1) I want a part-time job. Since I'm already 18, I want a higher level of responsibility, ie earning for myself, getting stressed out because that's what the contracts asks for, etc. School work has a value, of course, but I'm free now, I want to discover more avenues for personal growth (naks). I've been going in and out of the school for 18 years now, I want to look for something supplemental to what i'm learning from the academe.

2) I want to devote more time for org works and org demands. Like what Jacques kept on blabbering on his blog, I want to exert more effort in debate training. As much as Alistair likes to keep painting a positive outlook on our academic life next year, I fear that I really have to get myself stuck on CBA's demands come junior standing. That is why I'm thinking of ways to compensate for this trade-off my giving more time to something I really love doing-debating. As of now, with 18 units, I would be able to go home not later than 2:30 everyday. I think that would be enough for training.

However, I also want to take an active role as print editor-slash-writer for Networx, the newsletter of Junior Philippine Institute of Accountants, one of my three beloved orgs. LOL. I really miss writing. I gave up leisure writing once I started doing journals, ledgers, and whaever-accounting-stuff everyday for the last four months. I feel burnt out, artistically. I see Networx as one of my few remaining outlets, and I really want to function in JPIA. You see, the drive and motivation within the org is just too contagious. Tipong mahihiya ka kung hindi ka that productive.

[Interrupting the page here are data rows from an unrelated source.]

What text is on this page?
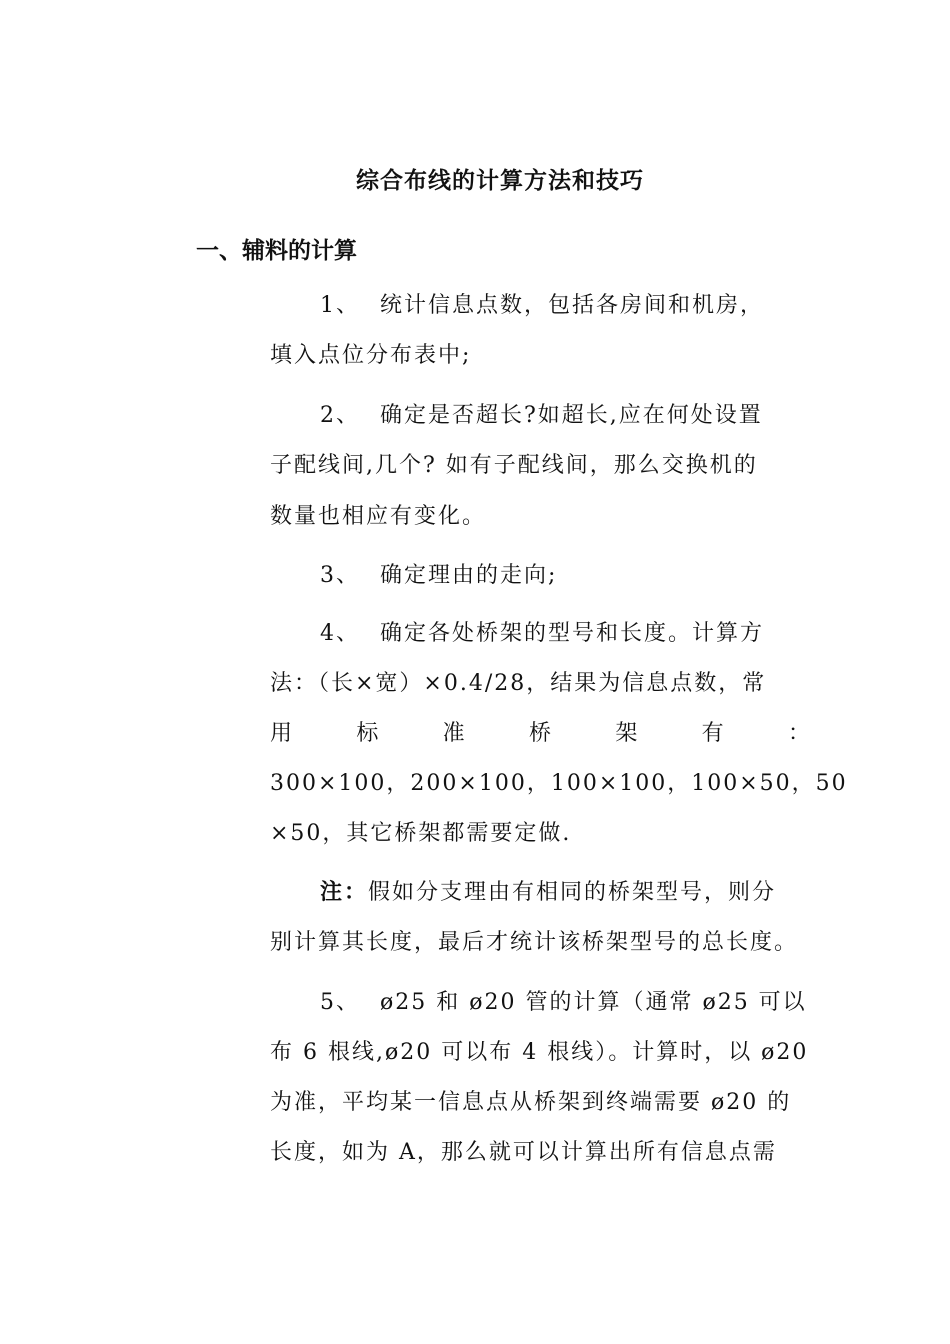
综合布线的计算方法和技巧
一、辅料的计算
1、 统计信息点数，包括各房间和机房，
填入点位分布表中;
2、 确定是否超长?如超长,应在何处设置
子配线间,几个? 如有子配线间，那么交换机的
数量也相应有变化。
3、 确定理由的走向;
4、 确定各处桥架的型号和长度。计算方
法：（长×宽）×0.4/28，结果为信息点数，常
用	标	准	桥	架	有	：
300×100，200×100，100×100，100×50，50
×50，其它桥架都需要定做.
注：假如分支理由有相同的桥架型号，则分
别计算其长度，最后才统计该桥架型号的总长度。
5、 ø25 和 ø20 管的计算（通常 ø25 可以
布 6 根线,ø20 可以布 4 根线）。计算时，以 ø20
为准，平均某一信息点从桥架到终端需要 ø20 的
长度，如为 A，那么就可以计算出所有信息点需
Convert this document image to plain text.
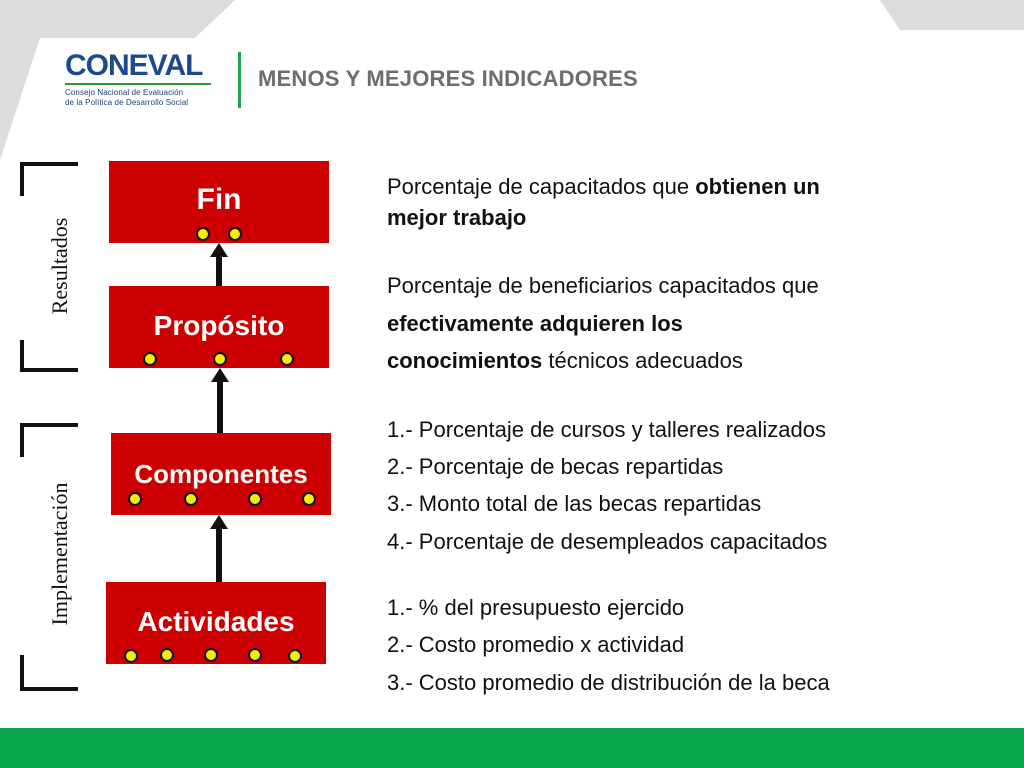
CONEVAL
Consejo Nacional de Evaluación
de la Política de Desarrollo Social
MENOS Y MEJORES INDICADORES
Resultados
Implementación
Fin
Propósito
Componentes
Actividades
Porcentaje de capacitados que obtienen un
mejor trabajo
Porcentaje de beneficiarios capacitados que
efectivamente adquieren los
conocimientos técnicos adecuados
1.- Porcentaje de cursos y talleres realizados
2.- Porcentaje de becas repartidas
3.- Monto total de las becas repartidas
4.- Porcentaje de desempleados capacitados
1.- % del presupuesto ejercido
2.- Costo promedio x actividad
3.- Costo promedio de distribución de la beca
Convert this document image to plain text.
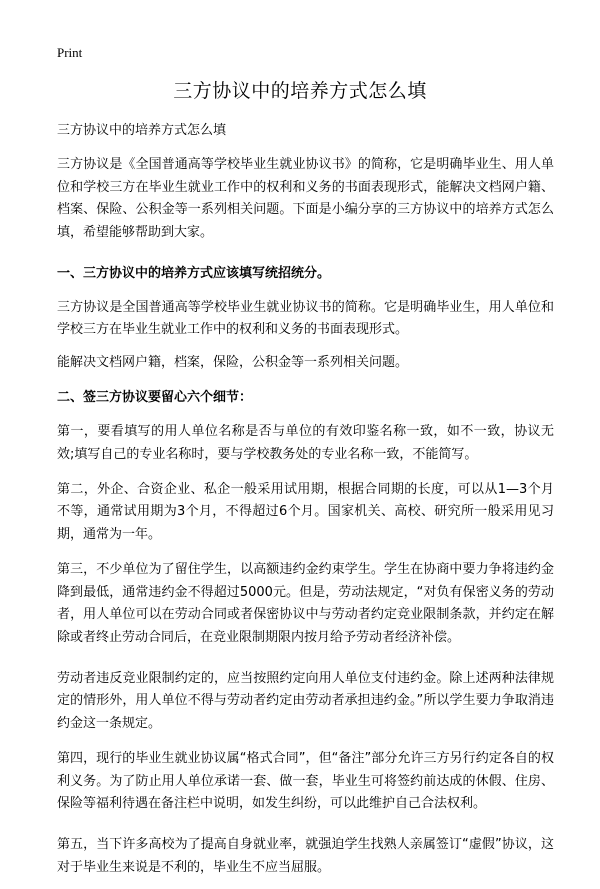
Print
三方协议中的培养方式怎么填

三方协议中的培养方式怎么填

三方协议是《全国普通高等学校毕业生就业协议书》的简称，它是明确毕业生、用人单位和学校三方在毕业生就业工作中的权利和义务的书面表现形式，能解决文档网户籍、档案、保险、公积金等一系列相关问题。下面是小编分享的三方协议中的培养方式怎么填，希望能够帮助到大家。

一、三方协议中的培养方式应该填写统招统分。

三方协议是全国普通高等学校毕业生就业协议书的简称。它是明确毕业生，用人单位和学校三方在毕业生就业工作中的权利和义务的书面表现形式。

能解决文档网户籍，档案，保险，公积金等一系列相关问题。

二、签三方协议要留心六个细节：

第一，要看填写的用人单位名称是否与单位的有效印鉴名称一致，如不一致，协议无效;填写自己的专业名称时，要与学校教务处的专业名称一致，不能简写。

第二，外企、合资企业、私企一般采用试用期，根据合同期的长度，可以从1—3个月不等，通常试用期为3个月，不得超过6个月。国家机关、高校、研究所一般采用见习期，通常为一年。

第三，不少单位为了留住学生，以高额违约金约束学生。学生在协商中要力争将违约金降到最低，通常违约金不得超过5000元。但是，劳动法规定，“对负有保密义务的劳动者，用人单位可以在劳动合同或者保密协议中与劳动者约定竞业限制条款，并约定在解除或者终止劳动合同后，在竞业限制期限内按月给予劳动者经济补偿。

劳动者违反竞业限制约定的，应当按照约定向用人单位支付违约金。除上述两种法律规定的情形外，用人单位不得与劳动者约定由劳动者承担违约金。”所以学生要力争取消违约金这一条规定。

第四，现行的毕业生就业协议属“格式合同”，但“备注”部分允许三方另行约定各自的权利义务。为了防止用人单位承诺一套、做一套，毕业生可将签约前达成的休假、住房、保险等福利待遇在备注栏中说明，如发生纠纷，可以此维护自己合法权利。

第五，当下许多高校为了提高自身就业率，就强迫学生找熟人亲属签订“虚假”协议，这对于毕业生来说是不利的，毕业生不应当屈服。
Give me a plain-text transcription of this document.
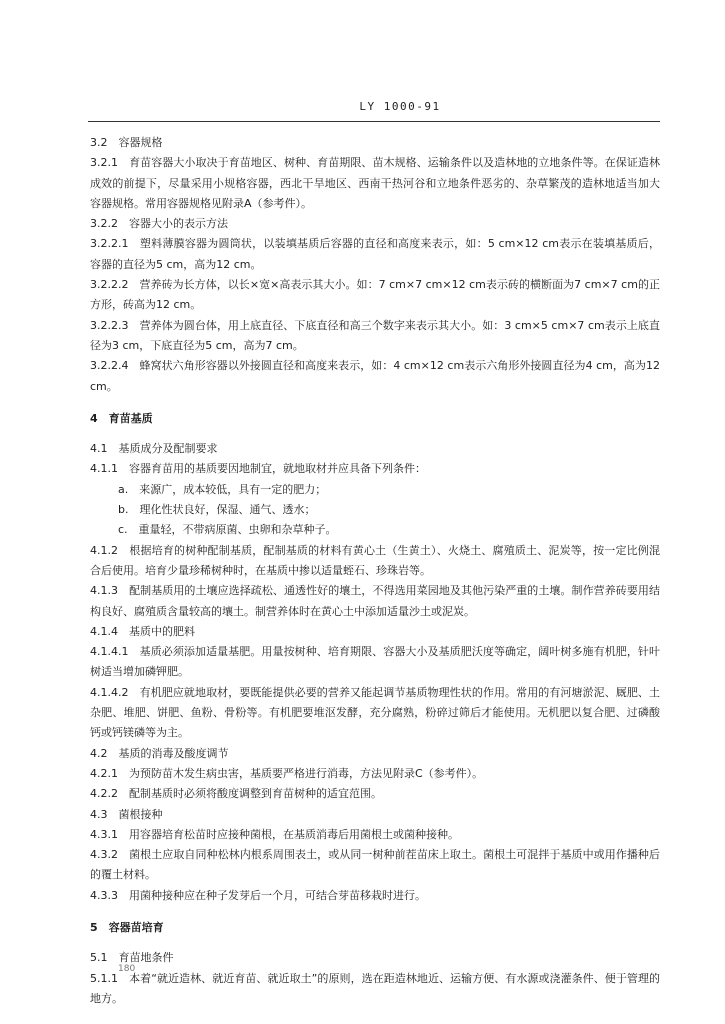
LY 1000-91

3.2　容器规格

3.2.1　育苗容器大小取决于育苗地区、树种、育苗期限、苗木规格、运输条件以及造林地的立地条件等。在保证造林成效的前提下，尽量采用小规格容器，西北干旱地区、西南干热河谷和立地条件恶劣的、杂草繁茂的造林地适当加大容器规格。常用容器规格见附录A（参考件）。

3.2.2　容器大小的表示方法

3.2.2.1　塑料薄膜容器为圆筒状，以装填基质后容器的直径和高度来表示，如：5 cm×12 cm表示在装填基质后，容器的直径为5 cm，高为12 cm。

3.2.2.2　营养砖为长方体，以长×宽×高表示其大小。如：7 cm×7 cm×12 cm表示砖的横断面为7 cm×7 cm的正方形，砖高为12 cm。

3.2.2.3　营养体为圆台体，用上底直径、下底直径和高三个数字来表示其大小。如：3 cm×5 cm×7 cm表示上底直径为3 cm，下底直径为5 cm，高为7 cm。

3.2.2.4　蜂窝状六角形容器以外接圆直径和高度来表示，如：4 cm×12 cm表示六角形外接圆直径为4 cm，高为12 cm。

4　育苗基质

4.1　基质成分及配制要求

4.1.1　容器育苗用的基质要因地制宜，就地取材并应具备下列条件：

a.　来源广，成本较低，具有一定的肥力；

b.　理化性状良好，保湿、通气、透水；

c.　重量轻，不带病原菌、虫卵和杂草种子。

4.1.2　根据培育的树种配制基质，配制基质的材料有黄心土（生黄土）、火烧土、腐殖质土、泥炭等，按一定比例混合后使用。培育少量珍稀树种时，在基质中掺以适量蛭石、珍珠岩等。

4.1.3　配制基质用的土壤应选择疏松、通透性好的壤土，不得选用菜园地及其他污染严重的土壤。制作营养砖要用结构良好、腐殖质含量较高的壤土。制营养体时在黄心土中添加适量沙土或泥炭。

4.1.4　基质中的肥料

4.1.4.1　基质必须添加适量基肥。用量按树种、培育期限、容器大小及基质肥沃度等确定，阔叶树多施有机肥，针叶树适当增加磷钾肥。

4.1.4.2　有机肥应就地取材，要既能提供必要的营养又能起调节基质物理性状的作用。常用的有河塘淤泥、厩肥、土杂肥、堆肥、饼肥、鱼粉、骨粉等。有机肥要堆沤发酵，充分腐熟，粉碎过筛后才能使用。无机肥以复合肥、过磷酸钙或钙镁磷等为主。

4.2　基质的消毒及酸度调节

4.2.1　为预防苗木发生病虫害，基质要严格进行消毒，方法见附录C（参考件）。

4.2.2　配制基质时必须将酸度调整到育苗树种的适宜范围。

4.3　菌根接种

4.3.1　用容器培育松苗时应接种菌根，在基质消毒后用菌根土或菌种接种。

4.3.2　菌根土应取自同种松林内根系周围表土，或从同一树种前茬苗床上取土。菌根土可混拌于基质中或用作播种后的覆土材料。

4.3.3　用菌种接种应在种子发芽后一个月，可结合芽苗移栽时进行。

5　容器苗培育

5.1　育苗地条件

5.1.1　本着“就近造林、就近育苗、就近取土”的原则，选在距造林地近、运输方便、有水源或浇灌条件、便于管理的地方。

180
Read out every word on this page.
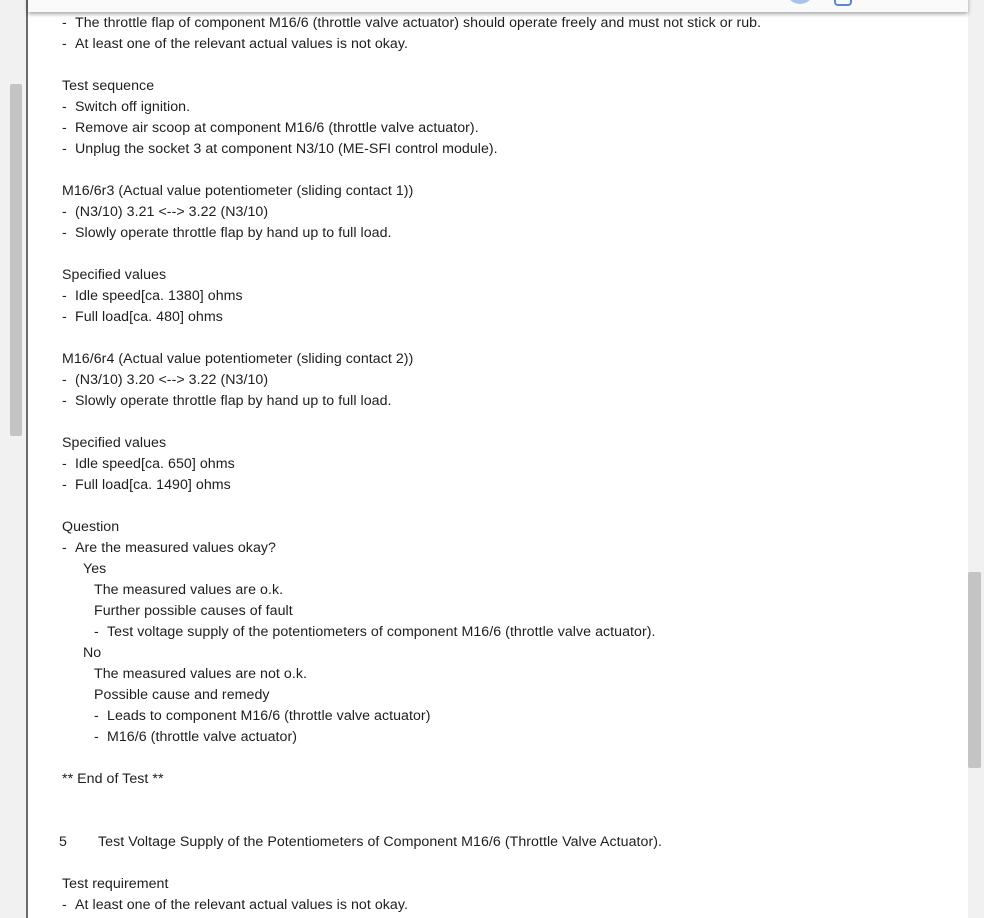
- The throttle flap of component M16/6 (throttle valve actuator) should operate freely and must not stick or rub.
- At least one of the relevant actual values is not okay.
Test sequence
- Switch off ignition.
- Remove air scoop at component M16/6 (throttle valve actuator).
- Unplug the socket 3 at component N3/10 (ME-SFI control module).
M16/6r3 (Actual value potentiometer (sliding contact 1))
- (N3/10) 3.21 <--> 3.22 (N3/10)
- Slowly operate throttle flap by hand up to full load.
Specified values
- Idle speed[ca. 1380] ohms
- Full load[ca. 480] ohms
M16/6r4 (Actual value potentiometer (sliding contact 2))
- (N3/10) 3.20 <--> 3.22 (N3/10)
- Slowly operate throttle flap by hand up to full load.
Specified values
- Idle speed[ca. 650] ohms
- Full load[ca. 1490] ohms
Question
- Are the measured values okay?
Yes
The measured values are o.k.
Further possible causes of fault
- Test voltage supply of the potentiometers of component M16/6 (throttle valve actuator).
No
The measured values are not o.k.
Possible cause and remedy
- Leads to component M16/6 (throttle valve actuator)
- M16/6 (throttle valve actuator)
** End of Test **
5 Test Voltage Supply of the Potentiometers of Component M16/6 (Throttle Valve Actuator).
Test requirement
- At least one of the relevant actual values is not okay.
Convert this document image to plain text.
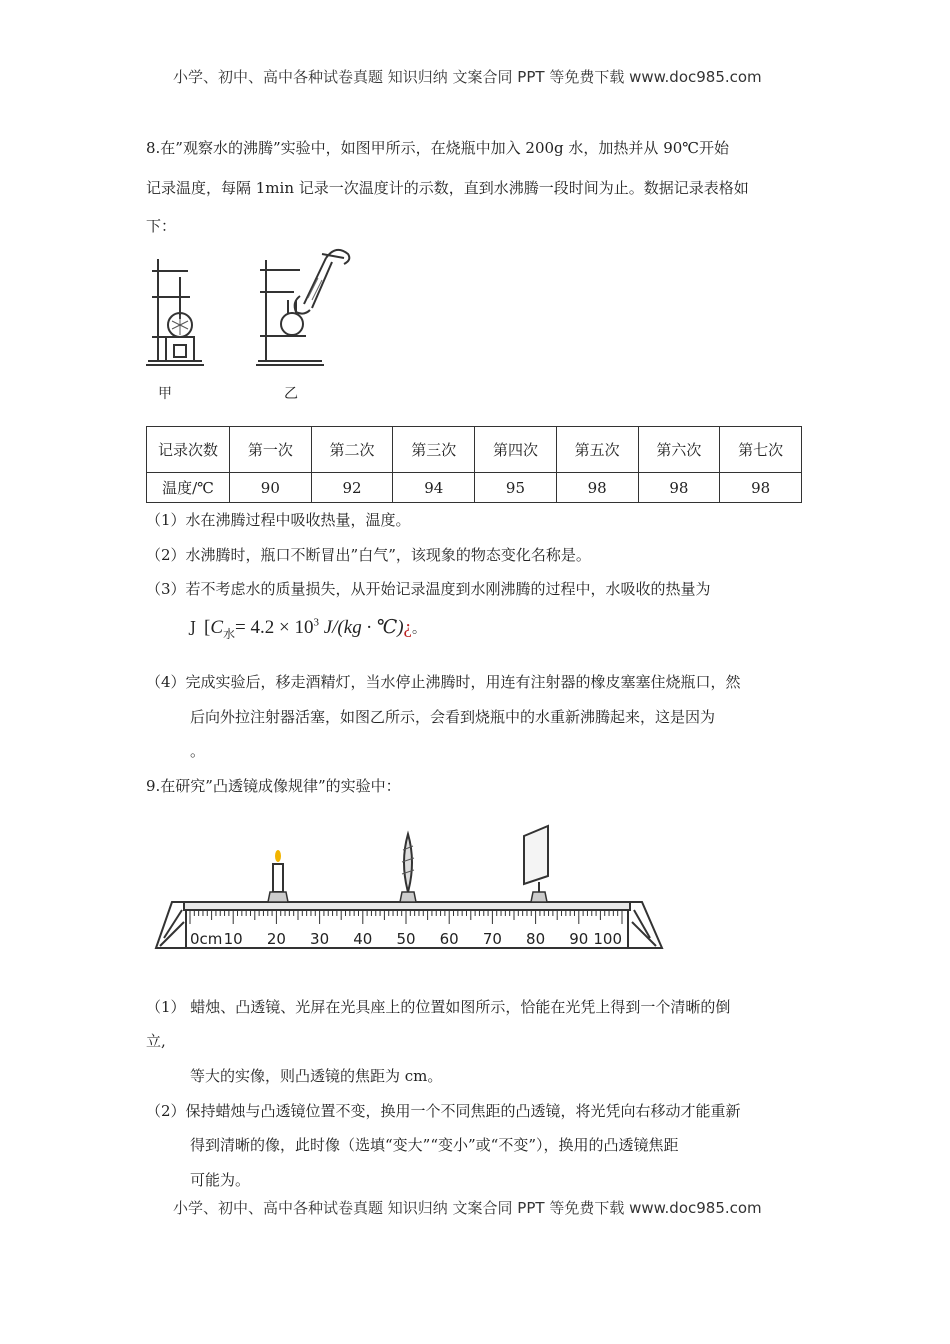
小学、初中、高中各种试卷真题 知识归纳 文案合同 PPT 等免费下载 www.doc985.com
8.在”观察水的沸腾”实验中，如图甲所示，在烧瓶中加入 200g 水，加热并从 90℃开始
记录温度，每隔 1min 记录一次温度计的示数，直到水沸腾一段时间为止。数据记录表格如
下：
甲	乙
记录次数	第一次	第二次	第三次	第四次	第五次	第六次	第七次
温度/℃	90	92	94	95	98	98	98
（1）水在沸腾过程中吸收热量，温度。
（2）水沸腾时，瓶口不断冒出”白气”，该现象的物态变化名称是。
（3）若不考虑水的质量损失，从开始记录温度到水刚沸腾的过程中，水吸收的热量为
J [$C_水= 4.2 \times 10^3$ J/(kg · ℃)¿。
（4）完成实验后，移走酒精灯，当水停止沸腾时，用连有注射器的橡皮塞塞住烧瓶口，然
后向外拉注射器活塞，如图乙所示，会看到烧瓶中的水重新沸腾起来，这是因为
。
9.在研究”凸透镜成像规律”的实验中：
0cm 10 20 30 40 50 60 70 80 90 100
（1） 蜡烛、凸透镜、光屏在光具座上的位置如图所示，恰能在光凭上得到一个清晰的倒
立,
等大的实像，则凸透镜的焦距为 cm。
（2）保持蜡烛与凸透镜位置不变，换用一个不同焦距的凸透镜，将光凭向右移动才能重新
得到清晰的像，此时像（选填“变大”“变小”或“不变”），换用的凸透镜焦距
可能为。
小学、初中、高中各种试卷真题 知识归纳 文案合同 PPT 等免费下载 www.doc985.com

Finally, even if I've been such a lazy ass ever since induction, I want to be more visible in Bannuar (my first org in UP). I know I can't be really that involved and active, sorry for that, but at the very least, I don't want to be left out when it comes to bonding times or bumming-around moments. Like what they often say, Bannuar is more of a friendship-clique-whatever than your typical org. So, there.

3) I think it's about time I move out of the classroom and interact more with the world, or at the very least, with UP culture.